Sans is one of only 39 people who have contributed to ‘CRISS-CROSS,’ Roulette Russe’s monograph on Daniel Buren. The contributors have in common that their paths have crossed Buren’s at a formative time – for themselves as well as for Buren.
‘CRISS-CROSS’ tells Buren’s story through the voices of people he has collaborated with during the last 55 years; writers, curators, gallerists, collectors, colleagues, art critics who all had an impact on shaping his life and art. The written contributions are accompanied by a generous amount of captivating visual material referring to the projects Buren did through the selected collaborations.
This book traces the artistic adventure of Adel Abdessemed, a major figure on the French and international cultural scene, through nearly 50 invitations to solo exhibitions from 2001 to 2019. Faced with all the convulsive movements of the contemporary world, Adel Abdessemed’s work is a form of political commitment or investment, in which it is a question of resistance and subversion.
Much more than a retrospective panorama of 20 years of career, it is an introspective within the work of the artist who reveals, through an exchange with Sans, an accomplice of the artist, a free and sincere reflection, made of anecdotes, or quotations on what the memories of these exhibitions inspire him. Looking into his personal archives, probing his memory, he becomes his own commentator.
About fifty invitation cards reproduced on both sides and views of exhibitions are placed in parallel, like so many indications of a rich international career. So many graphic microcosms that have also contributed to writing and punctuating the history of Adel Abdessemed’s career.
“When I work with an artist, it is never once.

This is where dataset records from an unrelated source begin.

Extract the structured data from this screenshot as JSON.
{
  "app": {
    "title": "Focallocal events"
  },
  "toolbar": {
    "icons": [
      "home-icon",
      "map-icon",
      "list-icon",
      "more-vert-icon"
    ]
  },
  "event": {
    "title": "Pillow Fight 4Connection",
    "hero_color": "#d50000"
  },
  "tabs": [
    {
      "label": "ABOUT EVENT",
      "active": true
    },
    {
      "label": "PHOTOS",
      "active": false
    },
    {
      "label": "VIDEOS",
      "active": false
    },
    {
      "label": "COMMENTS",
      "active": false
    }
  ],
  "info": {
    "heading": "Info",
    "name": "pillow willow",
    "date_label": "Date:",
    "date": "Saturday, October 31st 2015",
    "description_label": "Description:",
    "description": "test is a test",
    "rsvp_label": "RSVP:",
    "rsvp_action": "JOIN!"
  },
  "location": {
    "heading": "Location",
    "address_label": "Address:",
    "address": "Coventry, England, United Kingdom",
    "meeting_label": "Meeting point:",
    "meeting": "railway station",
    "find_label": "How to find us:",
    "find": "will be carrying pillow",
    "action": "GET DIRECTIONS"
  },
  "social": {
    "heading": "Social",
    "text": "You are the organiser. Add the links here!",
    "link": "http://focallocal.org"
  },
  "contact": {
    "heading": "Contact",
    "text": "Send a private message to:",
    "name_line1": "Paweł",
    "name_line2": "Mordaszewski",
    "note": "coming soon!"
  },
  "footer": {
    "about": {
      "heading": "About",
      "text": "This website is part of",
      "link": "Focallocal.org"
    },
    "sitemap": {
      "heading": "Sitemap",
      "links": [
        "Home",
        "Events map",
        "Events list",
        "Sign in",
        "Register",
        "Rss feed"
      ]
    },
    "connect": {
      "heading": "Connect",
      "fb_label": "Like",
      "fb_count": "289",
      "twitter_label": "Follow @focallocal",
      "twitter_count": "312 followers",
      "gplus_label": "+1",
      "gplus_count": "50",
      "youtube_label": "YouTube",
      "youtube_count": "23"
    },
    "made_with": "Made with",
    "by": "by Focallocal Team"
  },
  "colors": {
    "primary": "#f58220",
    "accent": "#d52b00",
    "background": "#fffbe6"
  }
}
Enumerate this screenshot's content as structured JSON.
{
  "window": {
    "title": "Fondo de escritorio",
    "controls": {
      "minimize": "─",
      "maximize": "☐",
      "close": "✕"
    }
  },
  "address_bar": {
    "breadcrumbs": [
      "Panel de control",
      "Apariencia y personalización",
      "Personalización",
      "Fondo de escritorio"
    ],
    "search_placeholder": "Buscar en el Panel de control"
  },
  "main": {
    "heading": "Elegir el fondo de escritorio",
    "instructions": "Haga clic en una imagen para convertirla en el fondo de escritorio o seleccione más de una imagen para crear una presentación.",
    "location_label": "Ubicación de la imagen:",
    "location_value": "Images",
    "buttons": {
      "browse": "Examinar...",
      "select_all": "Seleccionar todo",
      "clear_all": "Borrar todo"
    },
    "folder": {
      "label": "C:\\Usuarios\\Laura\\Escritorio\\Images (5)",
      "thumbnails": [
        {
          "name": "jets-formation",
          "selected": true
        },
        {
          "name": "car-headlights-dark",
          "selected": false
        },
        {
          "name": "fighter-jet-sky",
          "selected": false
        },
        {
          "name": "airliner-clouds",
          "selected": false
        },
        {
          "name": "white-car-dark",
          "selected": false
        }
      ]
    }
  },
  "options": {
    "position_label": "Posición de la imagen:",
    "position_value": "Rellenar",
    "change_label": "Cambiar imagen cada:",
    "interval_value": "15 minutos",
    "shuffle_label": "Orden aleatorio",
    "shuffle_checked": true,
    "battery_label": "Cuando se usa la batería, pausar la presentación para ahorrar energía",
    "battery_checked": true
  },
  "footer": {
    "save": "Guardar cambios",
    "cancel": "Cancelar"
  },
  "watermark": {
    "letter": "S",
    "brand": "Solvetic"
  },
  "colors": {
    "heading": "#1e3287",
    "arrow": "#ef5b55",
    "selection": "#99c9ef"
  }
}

We collaborate recurrently. It is never flirting, but the chance to push our limits together long-term and learn something new.”
Four years after diplomatic relations between Cuba and the United States were re-established by Barack Obama and Raúl Castro on 17 December 2014, ‘Cuba Talks’ is the first book to focus on the extreme vital Cuban contemporary art scene.
By interweaving their two visions and cultural backgrounds with Cuban culture, Sans and the emerging Cuban curator Laura Salas Redondo reveal a vanguard selection of 28 artists who have been active since the 1980s, outlining a creative context still largely unknown and hard to understand. ‘Cuba Talks’ is a true immersion in the reality of the work of these artists through their own words.
‘In the Arab World…Now’ is more than an inventory of the new El Dorado of artists, collectors and art managers. In 1001 pages, Sans paints a vivid picture of an Arab world in full mutation, under the sign of art, design, architecture, photography, and fashion.
A veritable travel diary nourished by encounters and testimonials, this work in three volumes manages to restore the dynamism and pluralities of an eclectic region, overflowing with energy, by multiplying the points of view, from Casablanca to Dubai through Beirut.
A reflection on the complex place occupied by the Arab world(s) in the international landscape, with a desire to open up dialogue between East and West, ‘In the Arab World…Now’ is a journey in the immediate, exhaustive and successful, which presents itself as a ‘work in progress;’ a draft to be completed, therefore, in the image of the teeming universe that it outlines.
A regular contributor to Purple Magazine, Sans has published numerous texts and interviews with various artists and professionals including Doug Aitken, Chloé Wise, Julio Le Parc, AA bronson, Deana Lawson, Sarah Lucas, Anne Imhof and Chantal Crousel.
In 2012, Éditions Jalou (Paris) launched its own quarterly contemporary art magazine, L’OFFICIEL Art. As creative director and editor-in-chief, Sans made a clear reference in the inaugural issue to the incorporation of fashion into the art world, accompanied by a broad list of other forms of visual, performance, and culinary arts, all of which are meant to encompass this idea of living artistically.
Through the collaborative work of Éditions Jalou and L’OFFICIEL Art, Sans bet on a new generation of art publications, one in which art and artists narrate various expressions of contemporary creative culture, namely fashion, design and music.